If you’ve missed any of the other ABCs you can find them here.

11 thoughts on “E is for Education

  1. I am a Continuing Education Credit Junkie, thanks to the community college around the corner from my office. I would be a complete schoolaholic but my husband and I have a hard time justifying the cost at this point in our lives. My husband falls in the school of life category – he would much rather be out in the world and learning through his experiences instead of in a classroom. It’ll be really interesting when he and I get around to having kids – will they find middle ground on their education opinions or will they too be extremists?

  2. a good friend of mine is a schoolaholic. she finished her masters last year in criminal justice and now i think she’s going back to school to be a teacher! i told her it’s because she’s postponing the reality of life. school is such a comfort. i sort of wish i was back in college sometimes.

  3. I’m more of a “school of life” person, I’d say… I did finish my bachelor’s degree, but by the time I was done I just could not get out fast enough and start working. Now I sometimes miss the lifestyle of a college student, but that’s about it. If I want to learn something new, I can – I don’t have to be in college to do that. I just need Google, usually :) I have found through my schooling that all the assignments, deadlines, exams, and the insane amount of reading tends to suck the fun out of a subject you’re interested in. I’d rather learn it on my own leisurely terms.

  4. I am definitely not a schoolaholic. I got done with four greuling years in a CS program and have yet to look back. I do idly dream about pursuing a graduate degree now and again … not in my undergrad field (god no) … but with my daughter just being a year old, it is probably a ways off. On the other hand, I feel like I am always learning … I read a lot and teach myself how to do new things occasionally.

    Great blog, BTW … I am surprised I’ve never run accross it before.
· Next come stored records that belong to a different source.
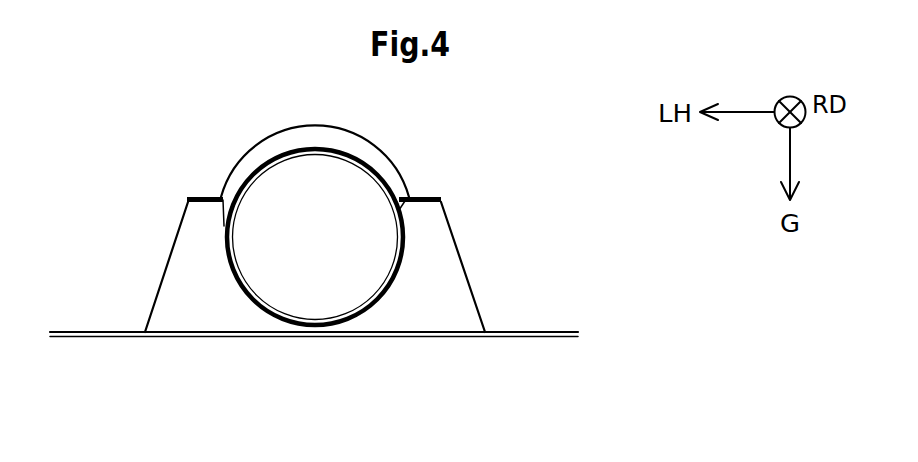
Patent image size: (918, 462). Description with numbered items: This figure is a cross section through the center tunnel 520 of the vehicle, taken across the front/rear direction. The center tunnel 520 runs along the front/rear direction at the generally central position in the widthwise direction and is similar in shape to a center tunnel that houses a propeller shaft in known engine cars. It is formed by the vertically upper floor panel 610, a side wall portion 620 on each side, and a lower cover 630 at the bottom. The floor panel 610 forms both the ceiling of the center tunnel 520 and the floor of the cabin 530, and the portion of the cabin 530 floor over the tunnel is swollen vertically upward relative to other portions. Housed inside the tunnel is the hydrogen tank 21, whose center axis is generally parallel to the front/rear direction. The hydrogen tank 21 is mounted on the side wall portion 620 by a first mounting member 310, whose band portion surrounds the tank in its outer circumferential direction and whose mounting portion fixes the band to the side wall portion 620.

The hydrogen tank 21 is at (327, 256).
The first mounting member 310 is at (227, 223).
The center tunnel 520 is at (227, 302).
The cabin 530 is at (338, 117).
The floor panel 610 is at (381, 147).
The side wall portion 620 is at (446, 212).
The lower cover 630 is at (158, 338).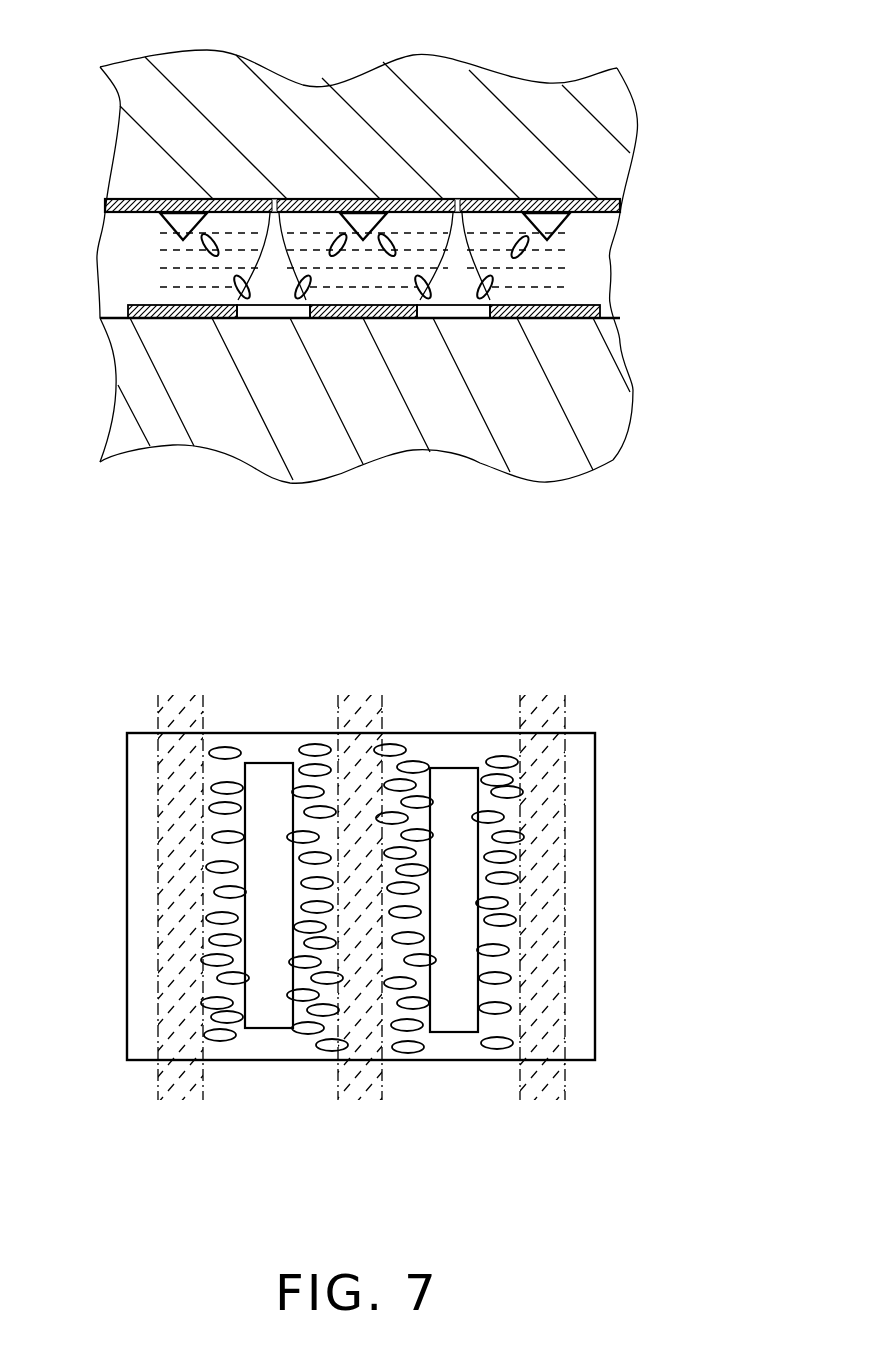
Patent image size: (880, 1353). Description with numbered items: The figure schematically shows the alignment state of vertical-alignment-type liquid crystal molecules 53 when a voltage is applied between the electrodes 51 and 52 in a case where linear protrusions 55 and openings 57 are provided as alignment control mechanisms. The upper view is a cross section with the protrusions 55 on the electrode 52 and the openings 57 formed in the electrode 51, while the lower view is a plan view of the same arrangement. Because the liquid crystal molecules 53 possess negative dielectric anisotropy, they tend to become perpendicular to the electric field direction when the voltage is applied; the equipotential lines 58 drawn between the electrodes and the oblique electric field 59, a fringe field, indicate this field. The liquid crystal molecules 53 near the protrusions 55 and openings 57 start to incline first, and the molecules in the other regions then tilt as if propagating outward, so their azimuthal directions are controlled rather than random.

The electrode 51 is at (600, 310).
The electrode 52 is at (610, 194).
The liquid crystal molecules 53 is at (205, 248).
The protrusions 55 is at (567, 233).
The openings 57 is at (425, 312).
The equipotential lines 58 is at (198, 290).
The oblique electric field 59 is at (247, 199).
Lucky for me, Slice of Pink is a frequent read.

  5. I..I don’t know what to say

    I’m the same way- I strongly believe in education and well.. deciding to become a doctor pretty much guarantees another decade or so on having to learn stuff

    I love to learn, I love to grip about it, and I love to long for days off. I don’t even know what life will really really be like outside of having to learn for a living..
    Even though I’ve had time off – I guess I always knew “I’ll be headed to class next semester”
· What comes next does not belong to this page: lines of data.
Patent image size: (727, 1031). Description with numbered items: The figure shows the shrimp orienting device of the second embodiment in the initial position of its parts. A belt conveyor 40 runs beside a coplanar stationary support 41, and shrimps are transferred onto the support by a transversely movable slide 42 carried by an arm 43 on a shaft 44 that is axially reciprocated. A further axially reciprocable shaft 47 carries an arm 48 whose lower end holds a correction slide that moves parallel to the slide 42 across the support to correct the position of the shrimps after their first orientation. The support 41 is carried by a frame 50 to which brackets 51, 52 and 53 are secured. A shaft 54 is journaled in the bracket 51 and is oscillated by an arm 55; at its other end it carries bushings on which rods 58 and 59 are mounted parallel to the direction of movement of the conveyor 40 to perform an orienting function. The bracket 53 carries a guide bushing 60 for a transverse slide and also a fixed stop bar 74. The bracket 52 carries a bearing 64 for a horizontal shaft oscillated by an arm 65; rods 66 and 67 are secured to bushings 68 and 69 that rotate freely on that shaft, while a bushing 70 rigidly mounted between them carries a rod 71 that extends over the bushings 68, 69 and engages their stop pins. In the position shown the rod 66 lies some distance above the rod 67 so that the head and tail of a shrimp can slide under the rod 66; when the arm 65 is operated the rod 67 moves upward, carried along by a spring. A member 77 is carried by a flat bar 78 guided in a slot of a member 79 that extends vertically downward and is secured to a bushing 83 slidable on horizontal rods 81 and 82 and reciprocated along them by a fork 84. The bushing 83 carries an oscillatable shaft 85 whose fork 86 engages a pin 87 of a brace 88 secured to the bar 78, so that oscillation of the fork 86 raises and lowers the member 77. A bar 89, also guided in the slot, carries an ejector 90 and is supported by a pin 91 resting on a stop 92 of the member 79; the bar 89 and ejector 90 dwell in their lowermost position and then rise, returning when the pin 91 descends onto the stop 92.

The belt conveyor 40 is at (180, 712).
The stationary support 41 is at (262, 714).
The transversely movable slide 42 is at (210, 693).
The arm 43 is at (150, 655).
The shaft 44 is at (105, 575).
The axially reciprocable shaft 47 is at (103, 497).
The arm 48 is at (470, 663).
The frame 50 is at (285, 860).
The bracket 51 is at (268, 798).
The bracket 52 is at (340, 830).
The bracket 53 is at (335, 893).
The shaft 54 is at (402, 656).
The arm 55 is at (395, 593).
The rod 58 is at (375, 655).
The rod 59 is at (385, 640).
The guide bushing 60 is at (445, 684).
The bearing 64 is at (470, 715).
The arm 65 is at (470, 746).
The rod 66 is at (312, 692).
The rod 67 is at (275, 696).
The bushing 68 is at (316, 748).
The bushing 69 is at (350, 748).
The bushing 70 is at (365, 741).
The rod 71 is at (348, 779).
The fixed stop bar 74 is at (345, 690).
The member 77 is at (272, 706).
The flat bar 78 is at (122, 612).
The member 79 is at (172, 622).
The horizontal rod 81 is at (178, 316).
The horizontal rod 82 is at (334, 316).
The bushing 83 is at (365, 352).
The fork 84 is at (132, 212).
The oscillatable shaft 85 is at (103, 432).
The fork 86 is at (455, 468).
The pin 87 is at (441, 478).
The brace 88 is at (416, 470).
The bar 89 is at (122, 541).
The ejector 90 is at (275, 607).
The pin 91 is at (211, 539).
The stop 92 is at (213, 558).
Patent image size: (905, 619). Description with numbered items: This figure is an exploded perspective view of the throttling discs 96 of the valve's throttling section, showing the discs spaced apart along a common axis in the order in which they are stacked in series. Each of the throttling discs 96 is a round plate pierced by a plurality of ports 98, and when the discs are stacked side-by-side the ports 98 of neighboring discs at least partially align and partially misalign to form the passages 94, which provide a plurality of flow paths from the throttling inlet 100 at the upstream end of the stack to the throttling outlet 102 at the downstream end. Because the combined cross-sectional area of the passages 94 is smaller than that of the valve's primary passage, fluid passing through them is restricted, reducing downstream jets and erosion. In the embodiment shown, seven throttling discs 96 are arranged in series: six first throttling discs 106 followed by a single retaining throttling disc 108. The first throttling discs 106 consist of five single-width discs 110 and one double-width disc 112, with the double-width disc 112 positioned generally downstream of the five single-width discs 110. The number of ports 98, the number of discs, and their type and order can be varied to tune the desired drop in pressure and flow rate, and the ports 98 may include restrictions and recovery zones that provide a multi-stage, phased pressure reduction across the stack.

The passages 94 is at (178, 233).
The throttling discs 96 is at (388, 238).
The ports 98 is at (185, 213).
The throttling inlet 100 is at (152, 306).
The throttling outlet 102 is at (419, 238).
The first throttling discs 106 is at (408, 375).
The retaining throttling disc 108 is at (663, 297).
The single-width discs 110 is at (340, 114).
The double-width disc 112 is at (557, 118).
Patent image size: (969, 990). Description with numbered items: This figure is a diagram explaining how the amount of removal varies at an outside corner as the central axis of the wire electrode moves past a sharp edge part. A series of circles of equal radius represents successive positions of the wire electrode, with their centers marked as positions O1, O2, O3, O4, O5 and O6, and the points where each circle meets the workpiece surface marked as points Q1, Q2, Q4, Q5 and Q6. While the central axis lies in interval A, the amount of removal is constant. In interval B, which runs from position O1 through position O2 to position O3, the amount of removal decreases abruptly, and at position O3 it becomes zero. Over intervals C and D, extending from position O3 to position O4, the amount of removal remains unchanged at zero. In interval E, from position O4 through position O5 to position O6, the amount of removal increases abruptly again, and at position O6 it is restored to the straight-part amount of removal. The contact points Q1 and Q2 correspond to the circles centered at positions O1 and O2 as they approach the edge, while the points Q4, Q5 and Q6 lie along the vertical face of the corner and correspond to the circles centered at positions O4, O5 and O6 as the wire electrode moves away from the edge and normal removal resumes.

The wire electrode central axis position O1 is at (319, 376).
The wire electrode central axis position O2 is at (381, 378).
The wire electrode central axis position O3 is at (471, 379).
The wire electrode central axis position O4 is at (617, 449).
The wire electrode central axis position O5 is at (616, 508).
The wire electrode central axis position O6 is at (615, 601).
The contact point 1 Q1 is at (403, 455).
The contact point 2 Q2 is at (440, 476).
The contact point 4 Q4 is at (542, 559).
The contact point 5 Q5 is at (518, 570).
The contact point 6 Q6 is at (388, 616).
    weird. How’d I even get like this?

  6. Schoolaholic all the way. With a teacher for a mom, I hardly stood a chance. I also feel like I do best under the “school year” timeline and rhythm, and I’ve felt my brain start to atrophy a little since I finished my undergrad. Luckily, I’ll be starting my master’s (in Library Science!) this fall, so I’m excited to start my last couple years of formal education. I have to say, though, my favorite time in my “school years” was the beginning of college, with a veritable smorgasboard of learning, all for me to take in. It’s a lifelong dream of mine to become some sort of polymath, so let’s hope that a good combination of schoolaholism and “school of life/hard knocks”-ism will lead me that way…

  7. I’m definitely a schoolaholic! My dad is a professor so growing up it was automatically assumed that I’d be getting a master’s or a Ph.D. Right now I’m in law school, and I also have a master’s and bachelor’s degree (in different fields) under my belt. To be honest I don’t feel like I function very well in the workplace–and I feel like I’m avoiding it by hiding out in school. I also think that school is just a better environment for me in general. If I didn’t have all this law school debt, I would definitely go for a Ph.D. afterwards!

  8. I’m allergic to education in the same way I’m allergic to vegetables. In other words both of them are good for me but there are plenty of times when I don’t particularly enjoy either of them.

    Education takes a lot of time, much of it seems wasteful in my humble opinion. But in the end the results are usually undeniable and doors are opened. Now if only there was a degree in “whatever I feel like studying” then education would be a lot of fun. I’m not opposed to learning, but I prefer doing it at my own pace and on subjects I pick.

    Oh, and I’m not really allergic to vegetables.